What’s the latest sin of those dastardly companies? It’s having the unmitigated gall to move their headquarters out of this country in order to save on taxes. How dare they! Aren’t they supposed to put their country’s need for more money ahead of their shareholders’ desire for more profits?
“My attitude is, I don’t care if it’s legal, it’s wrong,” the President thundered during a recent speech. He called on Congress to fast-track legislation to make such relocations (known as “inversions”) illegal. In the meantime, he and other Democratic officials said companies should demonstrate their “economic patriotism” by resisting the lure of moving abroad.

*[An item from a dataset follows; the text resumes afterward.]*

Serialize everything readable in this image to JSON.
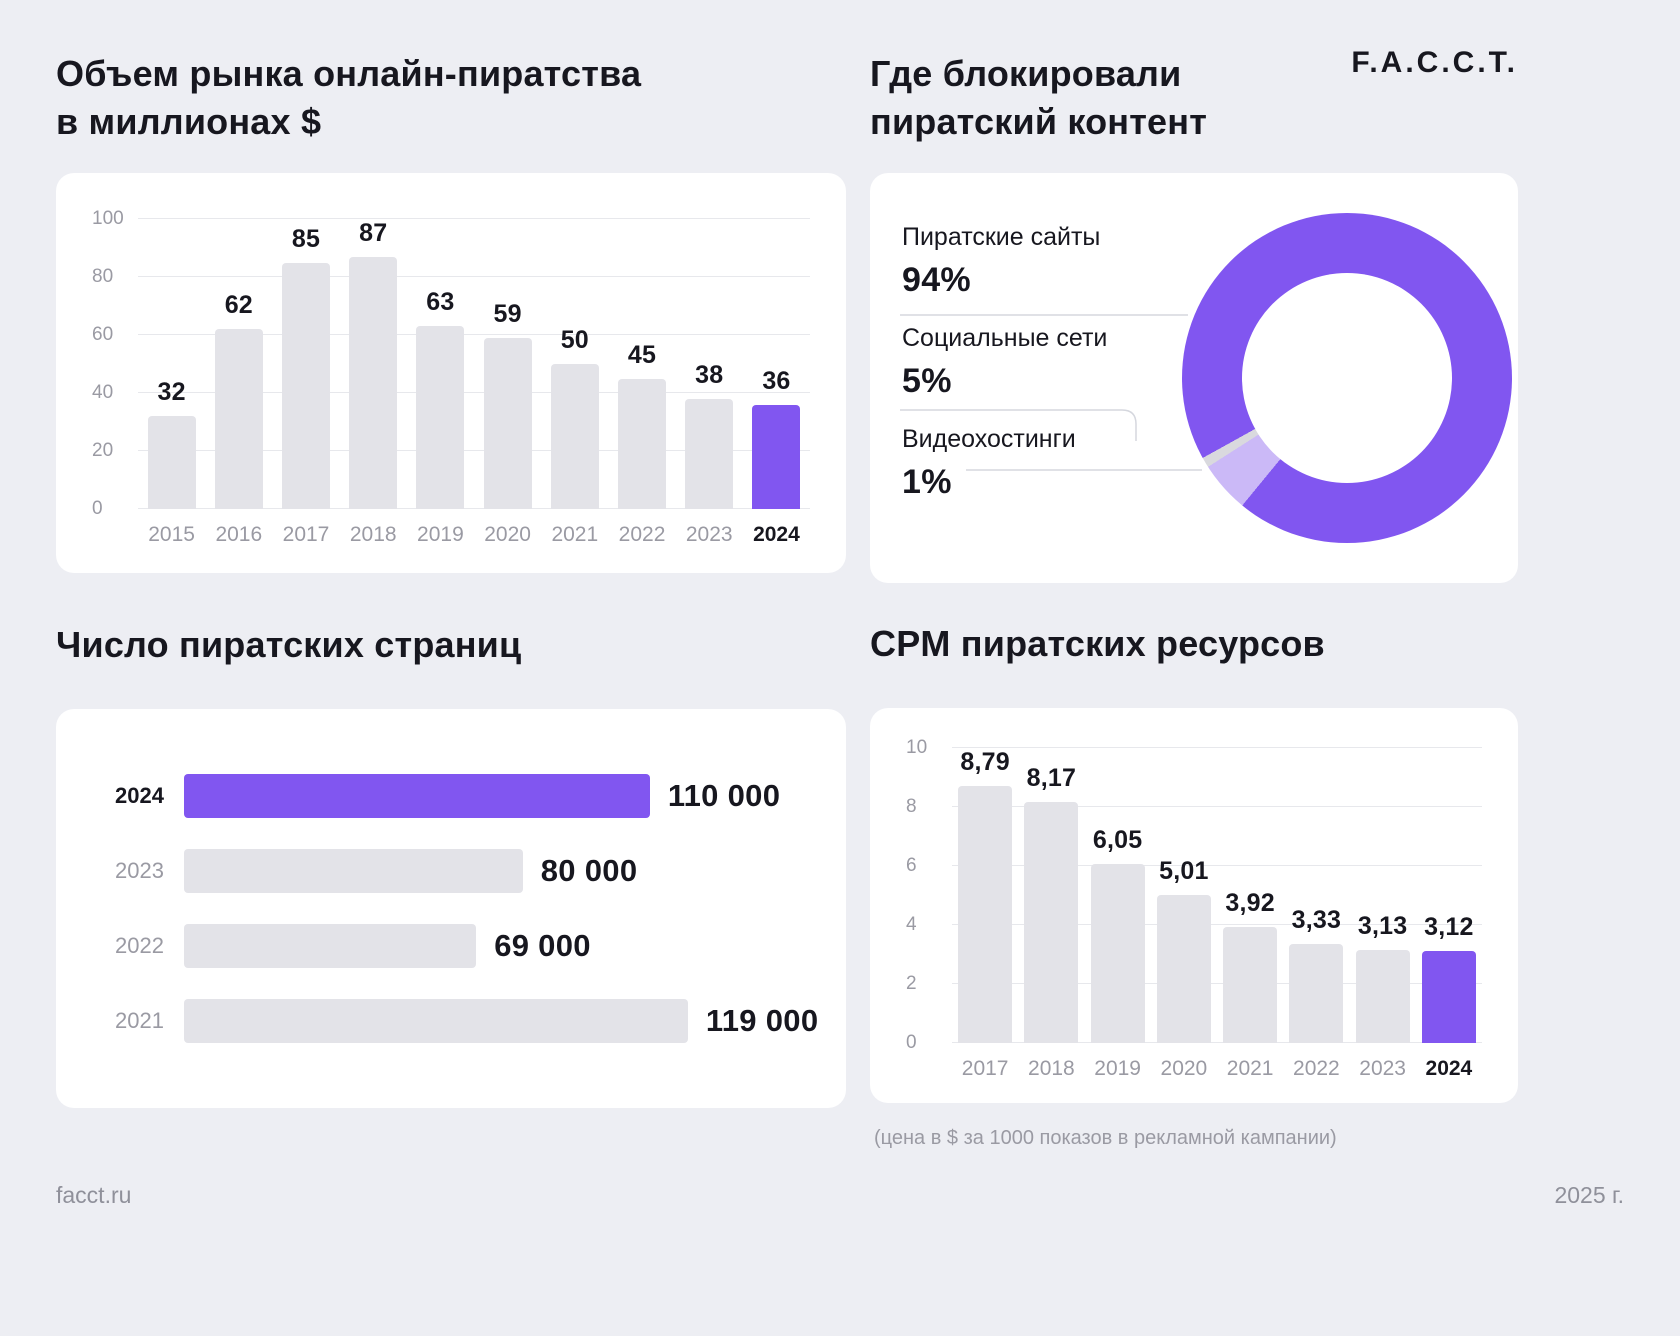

So now the “patriotic” thing for a company to do is to pay more in taxes than it needs to, so our bloated Big Brother government can increase in size and power. That sure makes sense, doesn’t it?
Before you jump on this leftist bandwagon and accuse some American companies of putting profits before patriotism, please consider the following:
- First, the U.S. tax rate on corporate profits is the highest in the developed world. American companies must pay a combined corporate income-tax rate of 39.1 percent. At 35 percent, Federal taxes represent the lion’s share of that amount.

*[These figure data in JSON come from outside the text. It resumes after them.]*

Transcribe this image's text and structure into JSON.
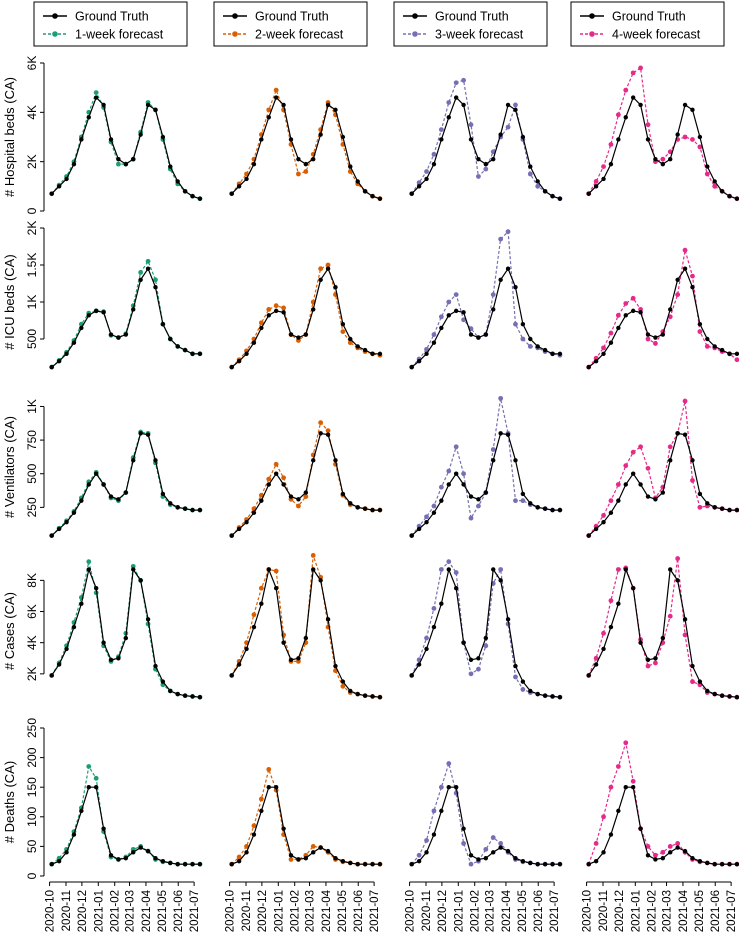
{
  "figure": {
    "x_tick_labels": [
      "2020-10",
      "2020-11",
      "2020-12",
      "2021-01",
      "2021-02",
      "2021-03",
      "2021-04",
      "2021-05",
      "2021-06",
      "2021-07"
    ],
    "truth_color": "#000000",
    "panel_colors": [
      "#1b9e77",
      "#d95f02",
      "#7570b3",
      "#e7298a"
    ],
    "legends": [
      {
        "truth": "Ground Truth",
        "forecast": "1-week forecast"
      },
      {
        "truth": "Ground Truth",
        "forecast": "2-week forecast"
      },
      {
        "truth": "Ground Truth",
        "forecast": "3-week forecast"
      },
      {
        "truth": "Ground Truth",
        "forecast": "4-week forecast"
      }
    ],
    "rows": [
      {
        "ylabel": "# Hospital beds (CA)",
        "ticks": [
          {
            "v": 0,
            "label": "0"
          },
          {
            "v": 2000,
            "label": "2K"
          },
          {
            "v": 4000,
            "label": "4K"
          },
          {
            "v": 6000,
            "label": "6K"
          }
        ]
      },
      {
        "ylabel": "# ICU beds (CA)",
        "ticks": [
          {
            "v": 500,
            "label": "500"
          },
          {
            "v": 1000,
            "label": "1K"
          },
          {
            "v": 1500,
            "label": "1.5K"
          },
          {
            "v": 2000,
            "label": "2K"
          }
        ]
      },
      {
        "ylabel": "# Ventilators (CA)",
        "ticks": [
          {
            "v": 250,
            "label": "250"
          },
          {
            "v": 500,
            "label": "500"
          },
          {
            "v": 750,
            "label": "750"
          },
          {
            "v": 1000,
            "label": "1K"
          }
        ]
      },
      {
        "ylabel": "# Cases (CA)",
        "ticks": [
          {
            "v": 2000,
            "label": "2K"
          },
          {
            "v": 4000,
            "label": "4K"
          },
          {
            "v": 6000,
            "label": "6K"
          },
          {
            "v": 8000,
            "label": "8K"
          }
        ]
      },
      {
        "ylabel": "# Deaths (CA)",
        "ticks": [
          {
            "v": 0,
            "label": "0"
          },
          {
            "v": 50,
            "label": "50"
          },
          {
            "v": 100,
            "label": "100"
          },
          {
            "v": 150,
            "label": "150"
          },
          {
            "v": 200,
            "label": "200"
          },
          {
            "v": 250,
            "label": "250"
          }
        ]
      }
    ]
  },
  "chart_data": {
    "type": "line",
    "x": [
      "2020-10-05",
      "2020-10-19",
      "2020-11-02",
      "2020-11-16",
      "2020-11-30",
      "2020-12-14",
      "2020-12-28",
      "2021-01-11",
      "2021-01-25",
      "2021-02-08",
      "2021-02-22",
      "2021-03-08",
      "2021-03-22",
      "2021-04-05",
      "2021-04-19",
      "2021-05-03",
      "2021-05-17",
      "2021-05-31",
      "2021-06-14",
      "2021-06-28",
      "2021-07-12"
    ],
    "x_range": [
      "2020-09-28",
      "2021-07-14"
    ],
    "panels": [
      {
        "row": "# Hospital beds (CA)",
        "ylim": [
          0,
          6000
        ],
        "truth": [
          700,
          1000,
          1300,
          1900,
          2900,
          3800,
          4600,
          4300,
          2900,
          2100,
          1900,
          2100,
          3100,
          4300,
          4100,
          3000,
          1800,
          1200,
          800,
          600,
          500
        ],
        "forecasts": {
          "1-week": [
            700,
            1050,
            1400,
            2000,
            3000,
            4000,
            4800,
            4200,
            2800,
            1900,
            1900,
            2100,
            3200,
            4400,
            4100,
            2900,
            1700,
            1100,
            800,
            600,
            500
          ],
          "2-week": [
            700,
            1100,
            1500,
            2100,
            3100,
            4100,
            4900,
            4100,
            2700,
            1500,
            1600,
            2300,
            3300,
            4400,
            3900,
            2700,
            1600,
            1100,
            800,
            600,
            500
          ],
          "3-week": [
            700,
            1150,
            1600,
            2300,
            3300,
            4400,
            5200,
            5300,
            3500,
            1400,
            1700,
            2400,
            3000,
            3400,
            4300,
            2900,
            1500,
            1000,
            800,
            600,
            500
          ],
          "4-week": [
            700,
            1200,
            1800,
            2700,
            3900,
            4900,
            5600,
            5800,
            3500,
            2000,
            2100,
            2400,
            2900,
            3000,
            2900,
            2600,
            1500,
            1000,
            800,
            600,
            500
          ]
        }
      },
      {
        "row": "# ICU beds (CA)",
        "ylim": [
          0,
          2000
        ],
        "truth": [
          120,
          200,
          300,
          450,
          650,
          820,
          880,
          860,
          560,
          520,
          560,
          900,
          1300,
          1450,
          1200,
          700,
          500,
          400,
          350,
          300,
          300
        ],
        "forecasts": {
          "1-week": [
            120,
            210,
            320,
            480,
            700,
            850,
            880,
            870,
            550,
            520,
            570,
            950,
            1400,
            1550,
            1300,
            700,
            500,
            400,
            350,
            300,
            300
          ],
          "2-week": [
            120,
            220,
            340,
            500,
            720,
            900,
            950,
            920,
            560,
            480,
            560,
            1000,
            1450,
            1500,
            1100,
            600,
            450,
            380,
            330,
            300,
            280
          ],
          "3-week": [
            120,
            230,
            360,
            560,
            800,
            1000,
            1100,
            760,
            640,
            520,
            560,
            1100,
            1850,
            1950,
            700,
            500,
            400,
            380,
            330,
            300,
            280
          ],
          "4-week": [
            120,
            240,
            380,
            580,
            820,
            980,
            1050,
            900,
            500,
            440,
            600,
            800,
            1100,
            1700,
            1350,
            600,
            400,
            380,
            330,
            300,
            220
          ]
        }
      },
      {
        "row": "# Ventilators (CA)",
        "ylim": [
          0,
          1100
        ],
        "truth": [
          40,
          90,
          140,
          210,
          300,
          420,
          500,
          420,
          330,
          310,
          360,
          600,
          800,
          790,
          600,
          350,
          280,
          250,
          240,
          230,
          230
        ],
        "forecasts": {
          "1-week": [
            40,
            95,
            150,
            220,
            320,
            440,
            510,
            420,
            320,
            300,
            360,
            620,
            810,
            800,
            580,
            330,
            270,
            250,
            240,
            230,
            230
          ],
          "2-week": [
            40,
            100,
            160,
            240,
            340,
            460,
            570,
            470,
            310,
            260,
            330,
            640,
            880,
            820,
            570,
            340,
            270,
            250,
            240,
            230,
            230
          ],
          "3-week": [
            40,
            110,
            180,
            260,
            400,
            520,
            700,
            500,
            170,
            260,
            360,
            680,
            1060,
            800,
            300,
            300,
            270,
            250,
            240,
            230,
            230
          ],
          "4-week": [
            40,
            110,
            190,
            300,
            420,
            560,
            660,
            700,
            540,
            320,
            400,
            700,
            800,
            1040,
            450,
            250,
            260,
            250,
            240,
            230,
            230
          ]
        }
      },
      {
        "row": "# Cases (CA)",
        "ylim": [
          0,
          9500
        ],
        "truth": [
          1900,
          2600,
          3600,
          5000,
          6500,
          8700,
          7500,
          4000,
          2900,
          3000,
          4300,
          8700,
          8000,
          5500,
          2500,
          1500,
          900,
          700,
          600,
          550,
          500
        ],
        "forecasts": {
          "1-week": [
            1900,
            2700,
            3800,
            5300,
            6900,
            9200,
            7200,
            3800,
            2800,
            3100,
            4600,
            8900,
            8000,
            5200,
            2300,
            1300,
            900,
            700,
            600,
            550,
            500
          ],
          "2-week": [
            1900,
            2800,
            4000,
            5800,
            7500,
            8700,
            8600,
            4500,
            2800,
            2800,
            4000,
            9600,
            8200,
            5000,
            2200,
            1200,
            800,
            700,
            600,
            550,
            500
          ],
          "3-week": [
            1900,
            2900,
            4300,
            6200,
            8700,
            9200,
            8500,
            4000,
            2000,
            2300,
            3800,
            7800,
            8700,
            5200,
            1800,
            1000,
            800,
            700,
            600,
            550,
            500
          ],
          "4-week": [
            1900,
            3000,
            4600,
            6700,
            8700,
            8800,
            7500,
            4200,
            2500,
            2700,
            4000,
            5700,
            9400,
            4500,
            1500,
            1300,
            800,
            700,
            600,
            550,
            500
          ]
        }
      },
      {
        "row": "# Deaths (CA)",
        "ylim": [
          0,
          250
        ],
        "truth": [
          20,
          25,
          40,
          70,
          110,
          150,
          150,
          80,
          35,
          28,
          30,
          40,
          48,
          42,
          30,
          25,
          22,
          20,
          20,
          20,
          20
        ],
        "forecasts": {
          "1-week": [
            20,
            30,
            45,
            75,
            115,
            185,
            165,
            75,
            32,
            28,
            32,
            45,
            50,
            42,
            28,
            24,
            22,
            20,
            20,
            20,
            20
          ],
          "2-week": [
            20,
            32,
            50,
            85,
            130,
            180,
            145,
            70,
            28,
            28,
            35,
            50,
            48,
            40,
            28,
            24,
            22,
            20,
            20,
            20,
            20
          ],
          "3-week": [
            20,
            35,
            60,
            110,
            150,
            190,
            140,
            55,
            20,
            25,
            45,
            65,
            55,
            40,
            28,
            24,
            22,
            20,
            20,
            20,
            20
          ],
          "4-week": [
            20,
            55,
            100,
            150,
            185,
            225,
            160,
            80,
            50,
            35,
            40,
            50,
            55,
            40,
            28,
            24,
            22,
            20,
            20,
            20,
            20
          ]
        }
      }
    ]
  }
}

- But here’s an even bigger kicker: Our government insists on collecting those taxes on every dollar of profits a company makes anywhere in the world, if they are foolish enough to bring their gains back to the United States. How much money have U.S. companies left overseas, just to avoid to paying those usurious U.S. taxes? Estimates are that the grand total is somewhere in the neighborhood of $2 trillion. Ladies and gentlemen, that is a very expensive neighborhood.
Here’s an idea: How about granting a tax holiday to any company that will bring some of that money home? Reduce the tax grab to, say, 10 percent. And then make it the patriotic thing to repatriate a bunch of those funds.

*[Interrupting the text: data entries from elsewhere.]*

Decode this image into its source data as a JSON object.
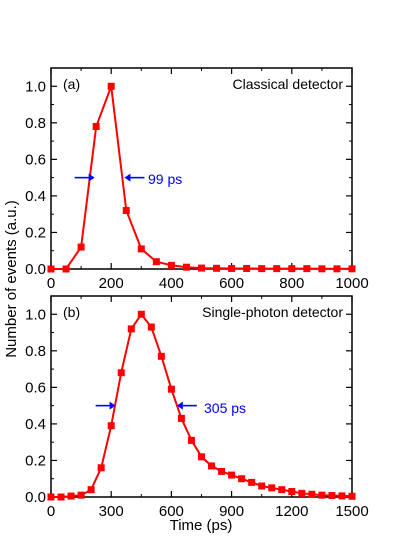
{
  "colors": {
    "series": "#ff0000",
    "annotation": "#0000ff",
    "axes": "#000000"
  },
  "shared": {
    "ylabel": "Number of events (a.u.)"
  },
  "chart_data": [
    {
      "type": "line",
      "panel_label": "(a)",
      "title": "Classical detector",
      "xlabel": "",
      "ylabel": "Number of events (a.u.)",
      "xlim": [
        0,
        1000
      ],
      "ylim": [
        0,
        1.1
      ],
      "xticks": [
        0,
        200,
        400,
        600,
        800,
        1000
      ],
      "yticks": [
        0.0,
        0.2,
        0.4,
        0.6,
        0.8,
        1.0
      ],
      "marker": "square",
      "series": [
        {
          "x": [
            0,
            50,
            100,
            150,
            200,
            250,
            300,
            350,
            400,
            450,
            500,
            550,
            600,
            650,
            700,
            750,
            800,
            850,
            900,
            950,
            1000
          ],
          "y": [
            0.0,
            0.0,
            0.12,
            0.78,
            1.0,
            0.32,
            0.11,
            0.04,
            0.02,
            0.01,
            0.005,
            0.004,
            0.003,
            0.003,
            0.002,
            0.002,
            0.002,
            0.002,
            0.001,
            0.001,
            0.001
          ]
        }
      ],
      "fwhm": {
        "label": "99 ps",
        "left_x": 145,
        "right_x": 244,
        "y": 0.5
      }
    },
    {
      "type": "line",
      "panel_label": "(b)",
      "title": "Single-photon detector",
      "xlabel": "Time (ps)",
      "ylabel": "Number of events (a.u.)",
      "xlim": [
        0,
        1500
      ],
      "ylim": [
        0,
        1.1
      ],
      "xticks": [
        0,
        300,
        600,
        900,
        1200,
        1500
      ],
      "yticks": [
        0.0,
        0.2,
        0.4,
        0.6,
        0.8,
        1.0
      ],
      "marker": "square",
      "series": [
        {
          "x": [
            0,
            50,
            100,
            150,
            200,
            250,
            300,
            350,
            400,
            450,
            500,
            550,
            600,
            650,
            700,
            750,
            800,
            850,
            900,
            950,
            1000,
            1050,
            1100,
            1150,
            1200,
            1250,
            1300,
            1350,
            1400,
            1450,
            1500
          ],
          "y": [
            0.0,
            0.0,
            0.005,
            0.01,
            0.04,
            0.16,
            0.39,
            0.68,
            0.92,
            1.0,
            0.93,
            0.77,
            0.59,
            0.43,
            0.31,
            0.22,
            0.17,
            0.14,
            0.12,
            0.1,
            0.08,
            0.06,
            0.05,
            0.04,
            0.03,
            0.02,
            0.015,
            0.01,
            0.008,
            0.006,
            0.004
          ]
        }
      ],
      "fwhm": {
        "label": "305 ps",
        "left_x": 322,
        "right_x": 627,
        "y": 0.5
      }
    }
  ]
}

Hey, 10 percent of a few hundred billion dollars is a lot better than 35 percent of nothing! And think how many jobs a trillion or two dollars could create here at home. Oh, and think how many additional taxes those new wage earners would pay. Not to mention all of the additional tax dollars Uncle Sam would collect from those corporations over the years.
Now there’s a tax reform that makes sense, doesn’t it? Too bad the Democrats won’t consider it for a second.
The U.S. tax rate on corporate profits is more than three times higher than the rate in Ireland, which is a rock-bottom 12.5 percent. The United Kingdom has made plans to reduce its corporate tax rate again, lowering it from an already-competitive 28 percent to an extremely attractive 20 percent. No wonder many companies are eager to add those savings to their bottom line.
Even Jack Lew, the secretary of the Treasury, has acknowledged that the smartest thing this country could do is to change the law. In a letter to Dave Camp (R-Mich.), the chairman of the House Ways and Means Committee, Lew admitted that the “best way to address this situation is through business tax reform that lowers the corporate tax rate, broadens the tax base, closes loopholes, and simplifies the tax system.”
If lowering the corporate tax rate is the “best way” to deal with the situation, what are the chances that that is what we will do? Sadly, with a demagoguing Obama in the White House and with Harry Reid (D-Nev.) controlling what happens in the Senate, I’m afraid the answer is pretty close to zero.
No, the Democrats would rather try to win some votes this November — and protect some of their vulnerable Senate by bashing those greedy American businessmen — than cooperate with Republicans in passing tax reform.
With both the House and the Senate getting ready to shut down so the lawmakers can enjoy a five-week summer recess and with Obama planning to head off to Martha’s Vineyard for three weeks of rest, relaxation and golf, don’t expect anything positive to get done in Washington anytime soon.
Well, actually, I got that wrong. Getting all those politicians out of town for a while is probably the best thing we could hope to happen. At least while they’re gone, they won’t be making matters worse.